UK cereal firm Weetabix is to be bought by US firm Post Holdings for $1.8bn (£1.4bn), its owner has confirmed.
Weetabix – made in the UK since 1932 – was put up for sale in January by China’s Bright Food, which bought a 60% stake in 2012.
Bright’s acquisition was the largest by a Chinese firm at the time, but it is believed to have struggled to build significant market share in China.
Chinese consumers prefer a hot, rice-based breakfast to cold cereal.
While Weetabix doubled sales in China in 2016, the UK still accounts for the majority of its sales.
Royal warrant
Post Holdings is the third-largest cereal firm in the US and owns brands including Great Grains, Golden Crisp and Cocoa Pebbles.
Some of the world’s biggest names in food, including the UK’s Associated British Foods and Italy’s Barilla, had been named as possible suitors for Weetabix.

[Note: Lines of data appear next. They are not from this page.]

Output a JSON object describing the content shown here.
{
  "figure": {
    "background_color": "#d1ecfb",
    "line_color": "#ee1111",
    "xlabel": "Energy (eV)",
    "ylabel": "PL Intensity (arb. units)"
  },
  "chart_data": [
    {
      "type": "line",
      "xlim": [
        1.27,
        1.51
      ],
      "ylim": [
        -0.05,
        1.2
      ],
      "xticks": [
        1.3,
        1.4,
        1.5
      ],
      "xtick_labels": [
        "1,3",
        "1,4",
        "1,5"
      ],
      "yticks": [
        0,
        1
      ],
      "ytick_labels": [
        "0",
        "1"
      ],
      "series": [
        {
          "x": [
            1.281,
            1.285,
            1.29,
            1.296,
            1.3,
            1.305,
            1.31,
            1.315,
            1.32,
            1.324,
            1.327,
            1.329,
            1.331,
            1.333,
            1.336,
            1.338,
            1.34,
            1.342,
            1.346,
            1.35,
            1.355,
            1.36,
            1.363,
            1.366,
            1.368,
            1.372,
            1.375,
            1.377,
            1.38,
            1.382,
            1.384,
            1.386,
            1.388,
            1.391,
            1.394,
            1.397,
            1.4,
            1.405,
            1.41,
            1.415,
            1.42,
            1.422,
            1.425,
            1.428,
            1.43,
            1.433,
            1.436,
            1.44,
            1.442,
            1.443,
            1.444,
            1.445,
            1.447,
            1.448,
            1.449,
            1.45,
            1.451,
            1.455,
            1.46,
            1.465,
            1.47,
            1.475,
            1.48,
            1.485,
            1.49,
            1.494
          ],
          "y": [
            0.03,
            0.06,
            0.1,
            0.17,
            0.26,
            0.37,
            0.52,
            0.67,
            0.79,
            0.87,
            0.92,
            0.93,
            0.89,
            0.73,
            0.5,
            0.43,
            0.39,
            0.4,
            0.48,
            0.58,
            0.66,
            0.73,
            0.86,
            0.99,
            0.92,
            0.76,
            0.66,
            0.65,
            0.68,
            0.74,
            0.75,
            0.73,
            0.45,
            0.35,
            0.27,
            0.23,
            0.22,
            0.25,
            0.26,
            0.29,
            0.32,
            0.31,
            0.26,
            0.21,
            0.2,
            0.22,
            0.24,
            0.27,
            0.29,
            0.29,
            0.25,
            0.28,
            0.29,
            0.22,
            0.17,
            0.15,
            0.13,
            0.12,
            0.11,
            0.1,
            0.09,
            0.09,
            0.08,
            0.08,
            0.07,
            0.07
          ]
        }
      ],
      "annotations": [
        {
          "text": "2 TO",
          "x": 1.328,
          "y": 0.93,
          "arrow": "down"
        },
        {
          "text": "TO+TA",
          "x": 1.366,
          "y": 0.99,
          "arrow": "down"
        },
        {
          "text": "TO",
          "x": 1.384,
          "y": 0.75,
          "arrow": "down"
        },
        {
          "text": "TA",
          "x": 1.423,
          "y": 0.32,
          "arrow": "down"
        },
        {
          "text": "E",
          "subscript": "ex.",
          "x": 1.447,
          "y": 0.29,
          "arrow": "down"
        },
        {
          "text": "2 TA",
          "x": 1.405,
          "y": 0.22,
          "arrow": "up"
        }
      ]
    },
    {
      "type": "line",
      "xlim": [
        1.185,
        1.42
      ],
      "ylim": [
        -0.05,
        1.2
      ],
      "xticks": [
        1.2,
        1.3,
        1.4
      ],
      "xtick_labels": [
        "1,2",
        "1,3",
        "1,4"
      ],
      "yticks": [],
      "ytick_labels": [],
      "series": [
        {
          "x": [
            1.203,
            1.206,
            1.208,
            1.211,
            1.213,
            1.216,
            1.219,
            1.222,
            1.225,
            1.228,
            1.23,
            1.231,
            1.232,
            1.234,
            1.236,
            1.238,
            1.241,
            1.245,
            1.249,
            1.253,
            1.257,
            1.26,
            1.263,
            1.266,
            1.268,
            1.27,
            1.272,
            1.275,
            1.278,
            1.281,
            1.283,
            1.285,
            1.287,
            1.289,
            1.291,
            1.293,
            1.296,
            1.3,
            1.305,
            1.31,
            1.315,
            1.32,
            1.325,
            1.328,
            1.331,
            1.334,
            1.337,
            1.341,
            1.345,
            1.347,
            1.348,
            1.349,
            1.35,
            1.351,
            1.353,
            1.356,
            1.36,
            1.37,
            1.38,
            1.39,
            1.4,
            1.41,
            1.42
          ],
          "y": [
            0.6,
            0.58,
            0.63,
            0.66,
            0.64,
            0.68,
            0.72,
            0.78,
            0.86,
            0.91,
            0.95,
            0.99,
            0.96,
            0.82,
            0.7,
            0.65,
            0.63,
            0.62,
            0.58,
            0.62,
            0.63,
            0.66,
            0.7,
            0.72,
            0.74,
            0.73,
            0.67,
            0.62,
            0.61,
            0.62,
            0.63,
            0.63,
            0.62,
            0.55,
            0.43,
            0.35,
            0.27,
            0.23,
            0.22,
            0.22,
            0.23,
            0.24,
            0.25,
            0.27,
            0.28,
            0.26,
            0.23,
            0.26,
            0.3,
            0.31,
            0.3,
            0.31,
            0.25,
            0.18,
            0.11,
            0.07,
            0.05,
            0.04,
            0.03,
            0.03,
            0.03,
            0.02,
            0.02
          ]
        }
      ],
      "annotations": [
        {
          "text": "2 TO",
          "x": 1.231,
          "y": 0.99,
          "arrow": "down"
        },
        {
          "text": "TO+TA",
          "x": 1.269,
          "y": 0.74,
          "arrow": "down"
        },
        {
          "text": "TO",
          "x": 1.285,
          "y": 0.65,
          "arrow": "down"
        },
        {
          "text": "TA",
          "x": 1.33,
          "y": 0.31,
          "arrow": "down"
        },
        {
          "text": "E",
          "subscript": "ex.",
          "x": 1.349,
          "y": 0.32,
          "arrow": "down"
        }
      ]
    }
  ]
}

Northamptonshire-based Weetabix, which has a royal warrant, was family-owned until 2004, when it was bought by private equity firm Lion Capital. Its main factory in Kettering produces three billion Weetabix biscuits every year.
It is the largest producer of breakfast cereals in the UK and employs about 2,000 people.
Its products are exported to 80 countries, while it also has factories in Europe, east Africa and North America.